Recently, section 295A has been used to silence academics, such as Wendy Doniger, a leading scholar of Hinduism at the University of Chicago. In 2010 Doniger published The Hindus: An Alternative History, which was met with a lawsuit claiming outrage of Hindu sentiment from Dina Nath Batra, a Hindu nationalist known for rewriting Indian textbooks. 

One chilling aspect to Batra’s lawsuit were the objections to historical information.

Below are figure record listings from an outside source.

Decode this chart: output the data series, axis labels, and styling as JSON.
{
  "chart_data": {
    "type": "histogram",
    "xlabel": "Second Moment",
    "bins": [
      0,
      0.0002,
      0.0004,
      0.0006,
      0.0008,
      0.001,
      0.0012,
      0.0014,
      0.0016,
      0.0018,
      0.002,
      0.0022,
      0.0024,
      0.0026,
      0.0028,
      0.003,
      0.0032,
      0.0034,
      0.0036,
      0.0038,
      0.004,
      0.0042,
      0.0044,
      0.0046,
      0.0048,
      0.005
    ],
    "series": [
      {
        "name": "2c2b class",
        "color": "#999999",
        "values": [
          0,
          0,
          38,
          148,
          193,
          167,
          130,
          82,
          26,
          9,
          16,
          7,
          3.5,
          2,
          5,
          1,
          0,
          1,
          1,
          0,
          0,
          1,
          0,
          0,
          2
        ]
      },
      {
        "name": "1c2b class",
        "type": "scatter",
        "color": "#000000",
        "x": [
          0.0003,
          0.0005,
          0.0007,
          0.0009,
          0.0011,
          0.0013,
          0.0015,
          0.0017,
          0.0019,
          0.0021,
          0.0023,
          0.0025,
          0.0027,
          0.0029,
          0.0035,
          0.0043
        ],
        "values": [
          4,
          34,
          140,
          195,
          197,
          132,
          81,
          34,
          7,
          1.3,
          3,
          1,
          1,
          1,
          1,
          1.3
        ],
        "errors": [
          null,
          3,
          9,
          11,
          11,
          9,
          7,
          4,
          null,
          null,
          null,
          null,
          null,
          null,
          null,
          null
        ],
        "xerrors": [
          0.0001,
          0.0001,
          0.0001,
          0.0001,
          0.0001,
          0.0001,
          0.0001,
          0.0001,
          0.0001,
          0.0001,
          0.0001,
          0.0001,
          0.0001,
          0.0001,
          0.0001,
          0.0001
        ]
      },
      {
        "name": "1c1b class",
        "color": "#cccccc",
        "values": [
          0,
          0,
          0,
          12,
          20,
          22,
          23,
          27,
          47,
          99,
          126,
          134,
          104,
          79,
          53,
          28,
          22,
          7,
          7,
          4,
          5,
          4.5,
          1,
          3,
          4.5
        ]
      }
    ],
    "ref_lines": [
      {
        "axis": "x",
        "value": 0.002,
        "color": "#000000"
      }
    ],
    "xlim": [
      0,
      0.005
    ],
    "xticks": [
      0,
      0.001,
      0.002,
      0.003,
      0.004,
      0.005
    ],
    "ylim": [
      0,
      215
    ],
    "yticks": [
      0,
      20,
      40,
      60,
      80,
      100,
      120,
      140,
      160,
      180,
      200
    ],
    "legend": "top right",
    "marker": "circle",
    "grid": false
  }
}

Batra alleged, for instance, that Doniger’s book defamed Swami Vivekananda, a 19th-century Hindu monk, by accurately quoting him as once saying ‘give me beef’. Batra argued that, while Vivekananda did in fact say this, repeating the historically accurate statement is nonetheless offensive to modern Hindu sentiments and hence illegal.

Penguin, the Indian publisher of Doniger’s The Hindus, fought Batra’s lawsuit for four years before they agreed, in an out-of-court settlement, to withdraw the book from the Indian market and to pulp all remaining copies. Following this, many Indian publishers now take precautions to avoid similar fiascos. It is rumoured that Indian publishers decline to acquire certain types of books. 

Books that are published but might prove controversial are sometimes subjected to a ‘legal read’; a review by a lawyer who flags potentially problematic passages to be edited or removed before publication.

The legal reads of both of my books flagged several summaries of premodern sources or direct quotes as problematic. In the end, I made numerous wording changes to both books and, most dramatically, in Aurangzeb I cut several sentences that outlined Shivaji’s caste background and relations with Brahmins, the priestly caste, topics which are especially sensitive to those who subscribe to the modern mythology of Shivaji. In addition, the publisher declined to publish a map in the Indian edition of Aurangzeb showing the extent of the Mughal Empire, noting that a prison term can now await those who publish maps of India without first gaining government approval. Religious (and nationalist) sentiments are increasingly trumping historical truth in modern India.

Beyond the law, there are additional concerns for scholars of South Asia regarding the safety of themselves and others. James Laine, a US academic, published a short book in 2003 on Shivaji. Soon after its publication, Indian individuals and institutions thanked by Laine in his acknowledgements became the targets of vigilante attacks. In broad daylight, vandals destroyed books and priceless manuscripts at the Bhandarkar Oriental Research Institute, a premier manuscript archive in India. One of Laine’s Indian collaborators, an elderly Sanskrit professor, was tarred, literally. In light of this, I omitted all names from the acknowledgements section of the Indian edition of Aurangzeb.

One effect of such censorship – both formal and informal – is that it slowly cedes Indian history to the West. In ensuring that full, uncensored scholarly texts are only available outside India, the Indian state is enforcing the ideas of its old colonial masters and, in the process, it denies Indian readers access to their own history.

Audrey Truschke is the author of Aurangzeb: The Life and Legacy of India’s Most Controversial King (Stanford University Press, 2017) and Culture of Encounters: Sanskrit at the Mughal Court (Columbia University Press, 2016).